Brighton joined Saturday’s demonstration to show support for women’s rights, particularly the right for equality in health care.

“I think that women’s health care is a big issue. It’s not okay when contraception isn’t covered by insurance when we have things like Viagra covered by insurance.”

Kenai resident Kristine Schmidt attended the local 2017 women’s march, and said she came out again this year to speak against the dramatic policy shifts that have happened under the new administration.

She said she opposed many of the executive orders signed in the last year, and didn’t agree with the recent tax reform legislation passed by Congress.

“I wanted to show support for all the resistance to what I consider to be the rollback of civil rights — and other rights that people have had in this country before the current administration,” Schmidt said.

The gaggle of about 75 demonstrators set out just after noon from the Soldotna Public Library and snaked their way along Kenai Spur Highway with handmade signs bearing slogans like “united we stand”, “refugees welcome”, “save the ACA”, “I’m with her”, “dissent is patriotic”, “love is love” or simply “equality.”

Marchers solicited both friendly honks and the occasional disapproving engine roar as they made a loop back to the library for some hot food and folk music.

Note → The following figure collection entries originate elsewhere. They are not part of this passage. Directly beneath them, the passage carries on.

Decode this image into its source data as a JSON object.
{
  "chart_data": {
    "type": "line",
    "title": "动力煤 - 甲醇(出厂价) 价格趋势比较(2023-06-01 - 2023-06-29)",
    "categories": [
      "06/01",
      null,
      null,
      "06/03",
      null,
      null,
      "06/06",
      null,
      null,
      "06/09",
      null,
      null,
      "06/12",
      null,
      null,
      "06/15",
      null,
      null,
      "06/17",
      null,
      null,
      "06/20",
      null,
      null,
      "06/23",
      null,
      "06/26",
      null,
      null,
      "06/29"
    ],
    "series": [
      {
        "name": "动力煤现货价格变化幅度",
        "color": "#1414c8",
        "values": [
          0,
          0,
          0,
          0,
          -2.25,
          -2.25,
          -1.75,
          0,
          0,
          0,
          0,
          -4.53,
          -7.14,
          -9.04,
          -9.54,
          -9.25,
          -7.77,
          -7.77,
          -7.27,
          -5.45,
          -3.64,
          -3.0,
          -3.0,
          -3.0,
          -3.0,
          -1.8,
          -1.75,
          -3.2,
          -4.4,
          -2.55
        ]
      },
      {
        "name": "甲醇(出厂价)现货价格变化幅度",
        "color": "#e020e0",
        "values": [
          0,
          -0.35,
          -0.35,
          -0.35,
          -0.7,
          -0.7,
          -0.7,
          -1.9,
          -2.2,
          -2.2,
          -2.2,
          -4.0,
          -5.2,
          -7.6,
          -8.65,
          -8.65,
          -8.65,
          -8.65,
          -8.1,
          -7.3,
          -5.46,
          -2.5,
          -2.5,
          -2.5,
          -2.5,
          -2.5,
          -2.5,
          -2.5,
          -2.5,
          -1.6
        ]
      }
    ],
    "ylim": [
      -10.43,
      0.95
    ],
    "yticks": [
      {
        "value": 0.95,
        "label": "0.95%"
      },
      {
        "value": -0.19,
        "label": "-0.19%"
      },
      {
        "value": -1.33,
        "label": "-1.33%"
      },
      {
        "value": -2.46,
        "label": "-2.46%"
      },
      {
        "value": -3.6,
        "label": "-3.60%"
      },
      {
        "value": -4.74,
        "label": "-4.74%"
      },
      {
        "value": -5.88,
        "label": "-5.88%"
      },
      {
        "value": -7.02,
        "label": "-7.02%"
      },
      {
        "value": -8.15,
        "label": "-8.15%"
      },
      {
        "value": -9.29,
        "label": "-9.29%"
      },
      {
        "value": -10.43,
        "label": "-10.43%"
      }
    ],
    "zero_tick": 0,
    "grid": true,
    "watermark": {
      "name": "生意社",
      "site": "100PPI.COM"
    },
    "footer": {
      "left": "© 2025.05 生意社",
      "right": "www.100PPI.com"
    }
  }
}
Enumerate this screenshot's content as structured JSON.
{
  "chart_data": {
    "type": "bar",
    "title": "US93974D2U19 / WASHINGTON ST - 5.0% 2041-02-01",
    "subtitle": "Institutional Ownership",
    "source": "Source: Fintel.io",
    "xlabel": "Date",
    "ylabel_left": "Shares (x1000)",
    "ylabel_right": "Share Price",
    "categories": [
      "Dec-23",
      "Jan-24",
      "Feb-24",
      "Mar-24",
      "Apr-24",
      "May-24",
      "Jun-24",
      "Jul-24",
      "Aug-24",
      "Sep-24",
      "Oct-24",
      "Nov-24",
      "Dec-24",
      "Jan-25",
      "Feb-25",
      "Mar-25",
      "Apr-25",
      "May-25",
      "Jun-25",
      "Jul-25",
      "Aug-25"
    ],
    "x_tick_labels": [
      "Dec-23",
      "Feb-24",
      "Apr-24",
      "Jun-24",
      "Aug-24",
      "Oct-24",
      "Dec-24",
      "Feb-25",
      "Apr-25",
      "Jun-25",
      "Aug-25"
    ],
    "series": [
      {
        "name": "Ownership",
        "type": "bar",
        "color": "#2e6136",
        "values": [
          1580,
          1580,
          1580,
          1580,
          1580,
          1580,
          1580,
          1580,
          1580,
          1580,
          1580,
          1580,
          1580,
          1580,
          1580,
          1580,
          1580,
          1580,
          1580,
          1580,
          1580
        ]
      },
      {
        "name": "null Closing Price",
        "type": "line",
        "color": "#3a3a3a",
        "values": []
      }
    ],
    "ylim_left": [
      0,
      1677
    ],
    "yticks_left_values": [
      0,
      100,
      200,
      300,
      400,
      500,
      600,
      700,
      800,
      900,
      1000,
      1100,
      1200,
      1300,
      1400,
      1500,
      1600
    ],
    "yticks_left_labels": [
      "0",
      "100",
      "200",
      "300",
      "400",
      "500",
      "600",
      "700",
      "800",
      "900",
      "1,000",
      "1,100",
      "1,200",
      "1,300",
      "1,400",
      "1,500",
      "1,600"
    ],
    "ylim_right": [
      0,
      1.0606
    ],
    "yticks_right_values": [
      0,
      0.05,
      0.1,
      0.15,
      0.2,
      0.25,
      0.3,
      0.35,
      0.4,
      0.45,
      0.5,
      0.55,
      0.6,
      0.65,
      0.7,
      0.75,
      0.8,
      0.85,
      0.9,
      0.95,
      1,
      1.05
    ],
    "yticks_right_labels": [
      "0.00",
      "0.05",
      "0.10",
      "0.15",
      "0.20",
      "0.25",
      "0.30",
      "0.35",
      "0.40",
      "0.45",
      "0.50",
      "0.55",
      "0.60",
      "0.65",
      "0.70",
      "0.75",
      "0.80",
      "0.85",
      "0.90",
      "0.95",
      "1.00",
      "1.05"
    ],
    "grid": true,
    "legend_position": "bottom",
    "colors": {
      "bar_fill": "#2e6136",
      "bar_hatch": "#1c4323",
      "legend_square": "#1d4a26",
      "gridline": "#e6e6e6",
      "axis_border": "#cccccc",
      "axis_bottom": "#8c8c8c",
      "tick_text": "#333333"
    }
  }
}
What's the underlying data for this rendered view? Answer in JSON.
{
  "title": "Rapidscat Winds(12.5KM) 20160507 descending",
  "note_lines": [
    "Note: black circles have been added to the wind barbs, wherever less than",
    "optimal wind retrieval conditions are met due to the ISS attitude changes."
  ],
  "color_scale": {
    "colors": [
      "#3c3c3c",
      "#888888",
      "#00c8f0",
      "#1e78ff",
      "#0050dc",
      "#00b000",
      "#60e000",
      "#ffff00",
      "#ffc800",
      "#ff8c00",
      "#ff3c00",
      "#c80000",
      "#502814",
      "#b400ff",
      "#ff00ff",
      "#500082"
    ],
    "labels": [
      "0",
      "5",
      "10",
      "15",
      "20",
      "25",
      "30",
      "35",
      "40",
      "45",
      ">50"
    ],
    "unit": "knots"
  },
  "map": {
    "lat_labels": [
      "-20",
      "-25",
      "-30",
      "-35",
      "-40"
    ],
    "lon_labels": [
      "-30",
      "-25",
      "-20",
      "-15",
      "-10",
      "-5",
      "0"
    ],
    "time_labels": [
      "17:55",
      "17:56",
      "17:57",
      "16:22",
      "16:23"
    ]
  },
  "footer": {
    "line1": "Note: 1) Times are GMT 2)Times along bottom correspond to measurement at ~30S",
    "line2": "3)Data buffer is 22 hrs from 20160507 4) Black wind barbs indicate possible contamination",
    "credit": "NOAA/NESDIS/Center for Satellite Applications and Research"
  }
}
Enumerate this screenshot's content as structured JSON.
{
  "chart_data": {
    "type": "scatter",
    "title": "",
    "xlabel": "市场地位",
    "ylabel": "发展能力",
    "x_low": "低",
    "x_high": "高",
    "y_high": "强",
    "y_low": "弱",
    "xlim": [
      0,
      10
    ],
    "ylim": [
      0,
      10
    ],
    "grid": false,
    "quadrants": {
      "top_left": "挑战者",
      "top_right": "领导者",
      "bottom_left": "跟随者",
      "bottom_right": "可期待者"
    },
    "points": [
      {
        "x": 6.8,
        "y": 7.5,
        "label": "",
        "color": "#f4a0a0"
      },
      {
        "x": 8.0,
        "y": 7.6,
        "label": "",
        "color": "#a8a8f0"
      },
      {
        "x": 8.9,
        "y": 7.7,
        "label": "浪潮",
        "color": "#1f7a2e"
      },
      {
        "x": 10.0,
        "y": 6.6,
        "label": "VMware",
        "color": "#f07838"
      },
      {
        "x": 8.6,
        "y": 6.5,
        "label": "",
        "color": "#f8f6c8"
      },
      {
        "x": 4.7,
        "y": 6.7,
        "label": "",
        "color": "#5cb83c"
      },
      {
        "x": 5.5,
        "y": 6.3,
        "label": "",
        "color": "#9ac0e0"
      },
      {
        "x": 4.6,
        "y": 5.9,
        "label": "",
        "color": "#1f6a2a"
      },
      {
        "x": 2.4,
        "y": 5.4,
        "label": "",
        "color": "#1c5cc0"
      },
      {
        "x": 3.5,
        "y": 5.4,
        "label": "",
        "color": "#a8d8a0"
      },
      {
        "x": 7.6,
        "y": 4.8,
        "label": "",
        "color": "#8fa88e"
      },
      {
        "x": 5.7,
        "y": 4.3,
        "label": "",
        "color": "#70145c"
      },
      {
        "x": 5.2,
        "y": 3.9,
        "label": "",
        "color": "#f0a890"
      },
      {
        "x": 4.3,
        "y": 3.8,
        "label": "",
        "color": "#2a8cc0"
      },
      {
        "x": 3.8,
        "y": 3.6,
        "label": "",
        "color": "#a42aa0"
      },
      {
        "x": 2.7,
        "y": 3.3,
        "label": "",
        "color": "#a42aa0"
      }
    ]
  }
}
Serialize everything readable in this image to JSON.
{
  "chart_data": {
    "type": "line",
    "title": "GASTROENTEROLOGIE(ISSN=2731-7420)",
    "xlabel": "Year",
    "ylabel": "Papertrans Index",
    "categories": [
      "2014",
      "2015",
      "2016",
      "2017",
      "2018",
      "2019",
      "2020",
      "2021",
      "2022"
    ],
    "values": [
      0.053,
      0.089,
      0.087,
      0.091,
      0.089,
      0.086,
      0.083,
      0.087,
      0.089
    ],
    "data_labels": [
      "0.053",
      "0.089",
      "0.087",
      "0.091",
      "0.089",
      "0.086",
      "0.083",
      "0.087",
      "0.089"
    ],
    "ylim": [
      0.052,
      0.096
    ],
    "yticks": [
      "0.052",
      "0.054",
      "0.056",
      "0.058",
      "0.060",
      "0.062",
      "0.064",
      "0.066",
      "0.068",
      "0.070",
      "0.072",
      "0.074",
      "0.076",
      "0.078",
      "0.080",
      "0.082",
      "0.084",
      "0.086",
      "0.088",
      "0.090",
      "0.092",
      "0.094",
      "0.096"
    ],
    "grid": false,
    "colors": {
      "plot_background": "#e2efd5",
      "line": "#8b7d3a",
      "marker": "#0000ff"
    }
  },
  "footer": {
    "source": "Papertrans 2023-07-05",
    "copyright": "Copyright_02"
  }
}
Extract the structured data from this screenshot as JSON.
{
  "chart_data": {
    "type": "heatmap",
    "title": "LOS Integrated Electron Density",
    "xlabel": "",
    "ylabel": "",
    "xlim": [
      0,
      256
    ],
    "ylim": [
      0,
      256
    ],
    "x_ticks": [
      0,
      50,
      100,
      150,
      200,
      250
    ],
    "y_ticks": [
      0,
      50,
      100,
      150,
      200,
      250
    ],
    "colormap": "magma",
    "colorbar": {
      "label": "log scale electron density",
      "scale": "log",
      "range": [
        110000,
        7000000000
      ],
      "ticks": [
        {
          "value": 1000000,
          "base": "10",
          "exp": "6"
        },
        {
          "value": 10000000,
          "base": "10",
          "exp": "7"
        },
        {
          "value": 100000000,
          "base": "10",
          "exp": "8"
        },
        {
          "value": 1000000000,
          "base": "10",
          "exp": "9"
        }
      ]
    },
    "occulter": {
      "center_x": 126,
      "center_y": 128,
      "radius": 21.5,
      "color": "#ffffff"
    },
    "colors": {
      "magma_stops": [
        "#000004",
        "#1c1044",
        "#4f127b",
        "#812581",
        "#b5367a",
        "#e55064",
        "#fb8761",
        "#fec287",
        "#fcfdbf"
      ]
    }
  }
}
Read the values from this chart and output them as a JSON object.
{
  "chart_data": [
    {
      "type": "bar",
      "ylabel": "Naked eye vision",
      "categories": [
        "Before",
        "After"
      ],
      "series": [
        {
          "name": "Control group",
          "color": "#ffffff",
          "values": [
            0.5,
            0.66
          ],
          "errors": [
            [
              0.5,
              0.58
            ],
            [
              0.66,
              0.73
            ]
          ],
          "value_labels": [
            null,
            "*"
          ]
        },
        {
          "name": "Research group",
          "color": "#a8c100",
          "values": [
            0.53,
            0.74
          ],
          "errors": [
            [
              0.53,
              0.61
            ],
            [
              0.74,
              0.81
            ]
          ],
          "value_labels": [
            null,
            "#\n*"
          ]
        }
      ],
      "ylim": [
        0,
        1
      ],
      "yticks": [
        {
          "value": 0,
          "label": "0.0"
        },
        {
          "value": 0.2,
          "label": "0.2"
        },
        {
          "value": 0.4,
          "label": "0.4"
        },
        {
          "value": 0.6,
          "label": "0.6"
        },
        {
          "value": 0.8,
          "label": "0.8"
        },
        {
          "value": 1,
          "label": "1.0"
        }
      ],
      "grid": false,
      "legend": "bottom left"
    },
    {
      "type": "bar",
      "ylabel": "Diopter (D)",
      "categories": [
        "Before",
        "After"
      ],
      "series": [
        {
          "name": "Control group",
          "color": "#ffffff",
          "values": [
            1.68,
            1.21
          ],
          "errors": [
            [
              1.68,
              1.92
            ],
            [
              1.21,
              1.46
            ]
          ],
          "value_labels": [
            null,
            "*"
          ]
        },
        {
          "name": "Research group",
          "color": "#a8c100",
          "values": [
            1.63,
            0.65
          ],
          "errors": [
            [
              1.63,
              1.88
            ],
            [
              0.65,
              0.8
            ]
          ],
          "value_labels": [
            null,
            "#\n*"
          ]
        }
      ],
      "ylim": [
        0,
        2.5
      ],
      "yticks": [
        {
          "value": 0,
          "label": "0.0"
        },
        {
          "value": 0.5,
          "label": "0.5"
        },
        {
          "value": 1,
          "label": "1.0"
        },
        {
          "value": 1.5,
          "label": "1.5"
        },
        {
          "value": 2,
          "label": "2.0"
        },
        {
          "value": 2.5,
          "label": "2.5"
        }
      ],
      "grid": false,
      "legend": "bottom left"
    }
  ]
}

Soldotna resident Charlissa Magen, who also attended last year’s women’s march, said she wanted to spark a dialogue among all the members of the community, especially those with divergent political views.

“I encourage people who didn’t do the walk, and who aren’t doing walks, to still educate themselves,” she said. “Knowledge is power.”

She said she hopes that members of the community will reach out and listen to one another to tackle issues that affect everyone.

“We have a wonderful community,” Magen said. “And there are so many people who just want us to do the right thing, and I don’t think that’s too much to ask.”